We've integrated dependency check into our pipeline. In one of the steps, we're using the following command:

run: |
  gradle dependencyCheckAggregate \
    -PdependencyCheck.apiKey=${{ inputs.nvd-api-key }}

Despite this configuration, we're, most of the time, receiving the warning: "An NVD API Key was not provided - it is highly recommended to use an NVD API key as the update can take a VERY long time without an API Key." Are we missing something in our setup that's causing this warning to persist? We'd appreciate any insights or guidance on resolving this issue.
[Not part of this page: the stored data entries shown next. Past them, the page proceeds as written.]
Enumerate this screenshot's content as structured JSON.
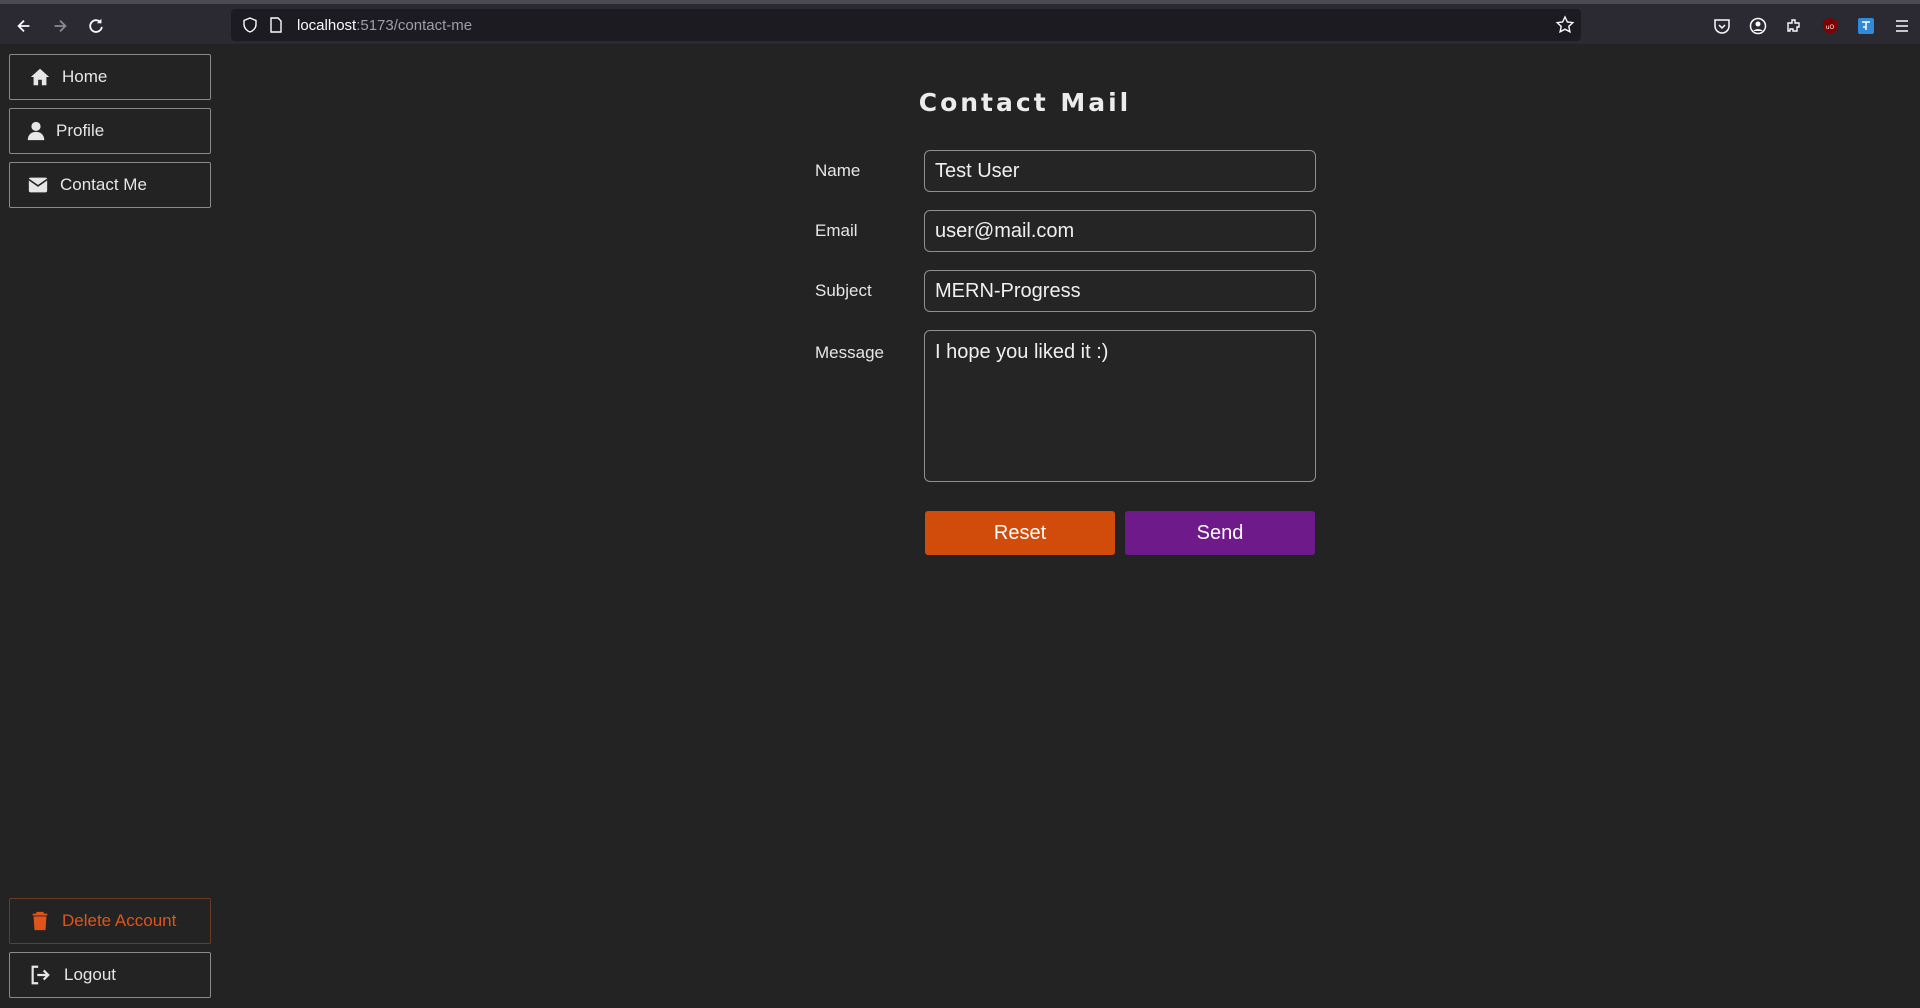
{
  "browser": {
    "url_host": "localhost",
    "url_rest": ":5173/contact-me",
    "icons": [
      "back-icon",
      "forward-icon",
      "reload-icon",
      "shield-icon",
      "page-icon",
      "star-icon",
      "pocket-icon",
      "account-icon",
      "extensions-icon",
      "ublock-icon",
      "translate-icon",
      "menu-icon"
    ]
  },
  "sidebar": {
    "items": [
      {
        "label": "Home",
        "icon": "home-icon"
      },
      {
        "label": "Profile",
        "icon": "user-icon"
      },
      {
        "label": "Contact Me",
        "icon": "envelope-icon"
      }
    ],
    "bottom_items": [
      {
        "label": "Delete Account",
        "icon": "trash-icon",
        "color": "#e0541c"
      },
      {
        "label": "Logout",
        "icon": "logout-icon"
      }
    ]
  },
  "main": {
    "title": "Contact Mail",
    "fields": {
      "name": {
        "label": "Name",
        "value": "Test User"
      },
      "email": {
        "label": "Email",
        "value": "user@mail.com"
      },
      "subject": {
        "label": "Subject",
        "value": "MERN-Progress"
      },
      "message": {
        "label": "Message",
        "value": "I hope you liked it :)"
      }
    },
    "buttons": {
      "reset": {
        "label": "Reset",
        "color": "#d14b0a"
      },
      "send": {
        "label": "Send",
        "color": "#6e1a8a"
      }
    }
  }
}
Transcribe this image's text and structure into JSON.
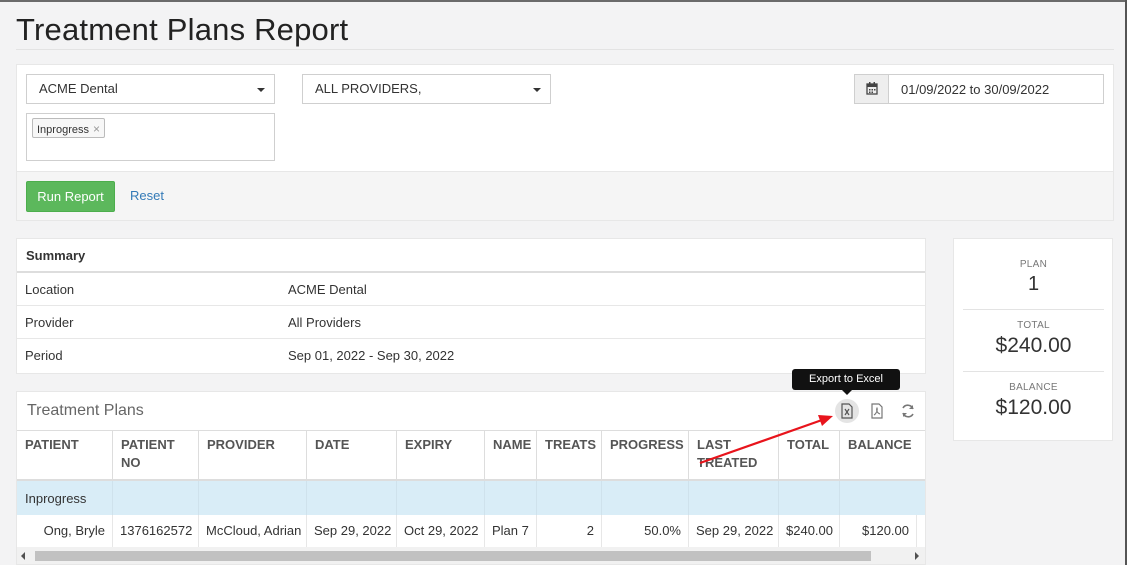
{
  "page": {
    "title": "Treatment Plans Report"
  },
  "filters": {
    "location": "ACME Dental",
    "provider": "ALL PROVIDERS,",
    "status_tag": "Inprogress",
    "tag_remove": "×",
    "date_range": "01/09/2022 to 30/09/2022",
    "run_label": "Run Report",
    "reset_label": "Reset"
  },
  "summary": {
    "heading": "Summary",
    "rows": [
      {
        "label": "Location",
        "value": "ACME Dental"
      },
      {
        "label": "Provider",
        "value": "All Providers"
      },
      {
        "label": "Period",
        "value": "Sep 01, 2022 - Sep 30, 2022"
      }
    ]
  },
  "stats": {
    "plan_label": "PLAN",
    "plan_value": "1",
    "total_label": "TOTAL",
    "total_value": "$240.00",
    "balance_label": "BALANCE",
    "balance_value": "$120.00"
  },
  "plans": {
    "title": "Treatment Plans",
    "tooltip": "Export to Excel",
    "columns": [
      {
        "line1": "PATIENT",
        "line2": ""
      },
      {
        "line1": "PATIENT",
        "line2": "NO"
      },
      {
        "line1": "PROVIDER",
        "line2": ""
      },
      {
        "line1": "DATE",
        "line2": ""
      },
      {
        "line1": "EXPIRY",
        "line2": ""
      },
      {
        "line1": "NAME",
        "line2": ""
      },
      {
        "line1": "TREATS",
        "line2": ""
      },
      {
        "line1": "PROGRESS",
        "line2": ""
      },
      {
        "line1": "LAST",
        "line2": "TREATED"
      },
      {
        "line1": "TOTAL",
        "line2": ""
      },
      {
        "line1": "BALANCE",
        "line2": ""
      }
    ],
    "group_label": "Inprogress",
    "rows": [
      {
        "patient": "Ong, Bryle",
        "patient_no": "1376162572",
        "provider": "McCloud, Adrian",
        "date": "Sep 29, 2022",
        "expiry": "Oct 29, 2022",
        "name": "Plan 7",
        "treats": "2",
        "progress": "50.0%",
        "last_treated": "Sep 29, 2022",
        "total": "$240.00",
        "balance": "$120.00"
      }
    ]
  },
  "colors": {
    "accent": "#5cb85c",
    "link": "#337ab7",
    "group_row": "#d9edf7",
    "annotation_arrow": "#e8141c"
  }
}
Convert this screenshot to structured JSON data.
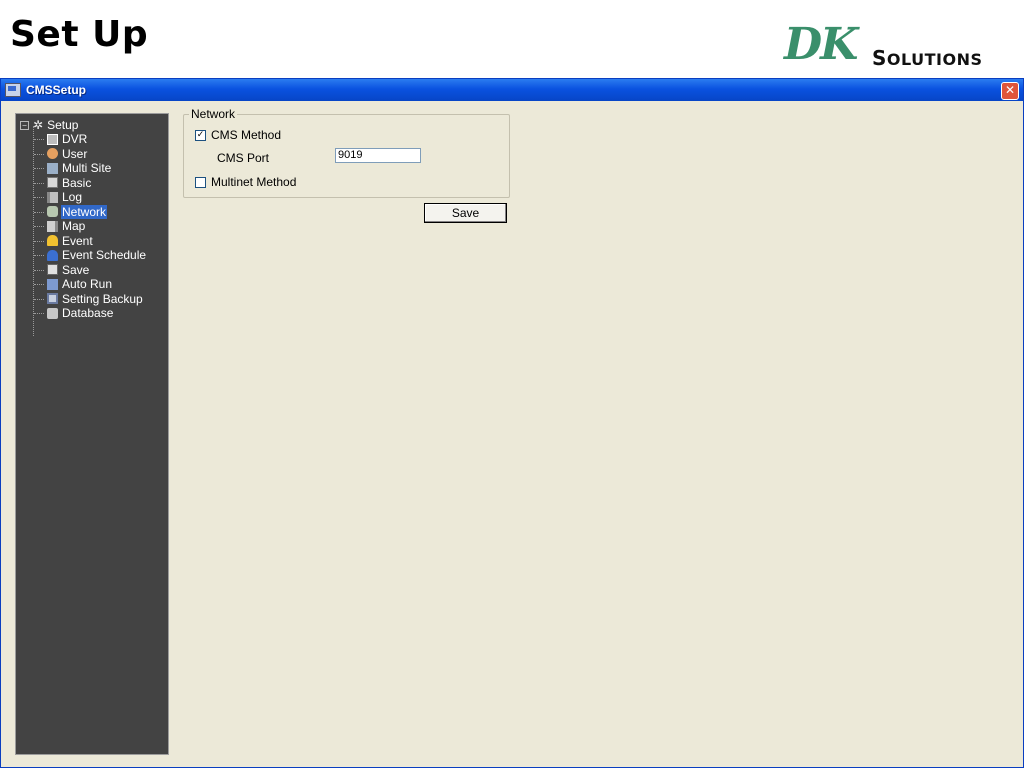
{
  "slide": {
    "title": "Set Up"
  },
  "logo": {
    "mark": "DK",
    "text_first": "S",
    "text_rest": "OLUTIONS"
  },
  "window": {
    "title": "CMSSetup",
    "close_glyph": "✕"
  },
  "tree": {
    "root": {
      "label": "Setup",
      "toggle": "−"
    },
    "items": [
      {
        "label": "DVR",
        "icon": "dvr-icon"
      },
      {
        "label": "User",
        "icon": "user-icon"
      },
      {
        "label": "Multi Site",
        "icon": "multi-site-icon"
      },
      {
        "label": "Basic",
        "icon": "basic-icon"
      },
      {
        "label": "Log",
        "icon": "log-icon"
      },
      {
        "label": "Network",
        "icon": "network-icon",
        "selected": true
      },
      {
        "label": "Map",
        "icon": "map-icon"
      },
      {
        "label": "Event",
        "icon": "event-bell-icon"
      },
      {
        "label": "Event Schedule",
        "icon": "event-schedule-icon"
      },
      {
        "label": "Save",
        "icon": "save-icon"
      },
      {
        "label": "Auto Run",
        "icon": "auto-run-icon"
      },
      {
        "label": "Setting Backup",
        "icon": "setting-backup-icon"
      },
      {
        "label": "Database",
        "icon": "database-icon"
      }
    ]
  },
  "network": {
    "group_label": "Network",
    "cms_method": {
      "label": "CMS Method",
      "checked": true,
      "mark": "✓"
    },
    "cms_port": {
      "label": "CMS Port",
      "value": "9019"
    },
    "multinet_method": {
      "label": "Multinet Method",
      "checked": false,
      "mark": ""
    },
    "save_label": "Save"
  },
  "colors": {
    "title_bar": "#0a52e0",
    "tree_bg": "#434343",
    "selection": "#3168c8",
    "window_bg": "#ece9d8",
    "logo_green": "#3a8f6b"
  }
}
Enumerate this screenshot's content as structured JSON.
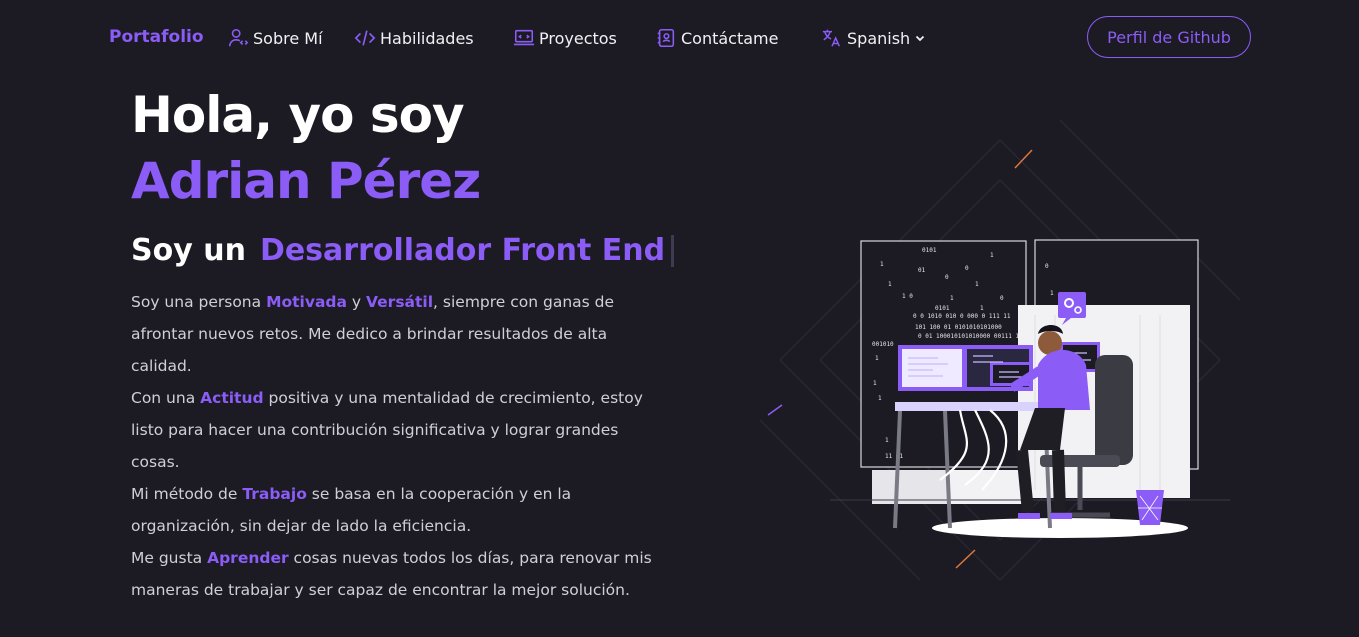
{
  "nav": {
    "brand": "Portafolio",
    "items": [
      {
        "label": "Sobre Mí",
        "icon": "user-icon"
      },
      {
        "label": "Habilidades",
        "icon": "code-icon"
      },
      {
        "label": "Proyectos",
        "icon": "laptop-icon"
      },
      {
        "label": "Contáctame",
        "icon": "contact-book-icon"
      },
      {
        "label": "Spanish",
        "icon": "translate-icon"
      }
    ],
    "github_button": "Perfil de Github"
  },
  "hero": {
    "greeting": "Hola, yo soy",
    "name": "Adrian Pérez",
    "role_prefix": "Soy un",
    "role": "Desarrollador Front End"
  },
  "bio": {
    "p1": {
      "a": "Soy una persona ",
      "h1": "Motivada",
      "b": " y ",
      "h2": "Versátil",
      "c": ", siempre con ganas de afrontar nuevos retos. Me dedico a brindar resultados de alta calidad."
    },
    "p2": {
      "a": "Con una ",
      "h1": "Actitud",
      "b": " positiva y una mentalidad de crecimiento, estoy listo para hacer una contribución significativa y lograr grandes cosas."
    },
    "p3": {
      "a": "Mi método de ",
      "h1": "Trabajo",
      "b": " se basa en la cooperación y en la organización, sin dejar de lado la eficiencia."
    },
    "p4": {
      "a": "Me gusta ",
      "h1": "Aprender",
      "b": " cosas nuevas todos los días, para renovar mis maneras de trabajar y ser capaz de encontrar la mejor solución."
    }
  },
  "colors": {
    "accent": "#8b5cf6",
    "background": "#1c1b24",
    "text": "#cfcfd6"
  }
}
Thank you.

Note: Despite receiving this warning, there were instances where the check completed successfully and did not take a significant amount of time

[aikebah]

Fairly certain you should closer read documentation on the tools you use.

http://jeremylong.github.io/DependencyCheck/dependency-check-gradle/configuration-update.html

Not a gradler myself, but I expect you would see no issue if your project-property included the config group in addition to the plugin and the propertyname.

So try dependencyCheck.nvd.apiKey instead of dependencyCheck.apiKey in your command.

[jeremylong]

ATM - I'm not sure if you can pass gradle configs for ODC via the CLI. You can configure the plugin using an init script. Several security tools use this approach.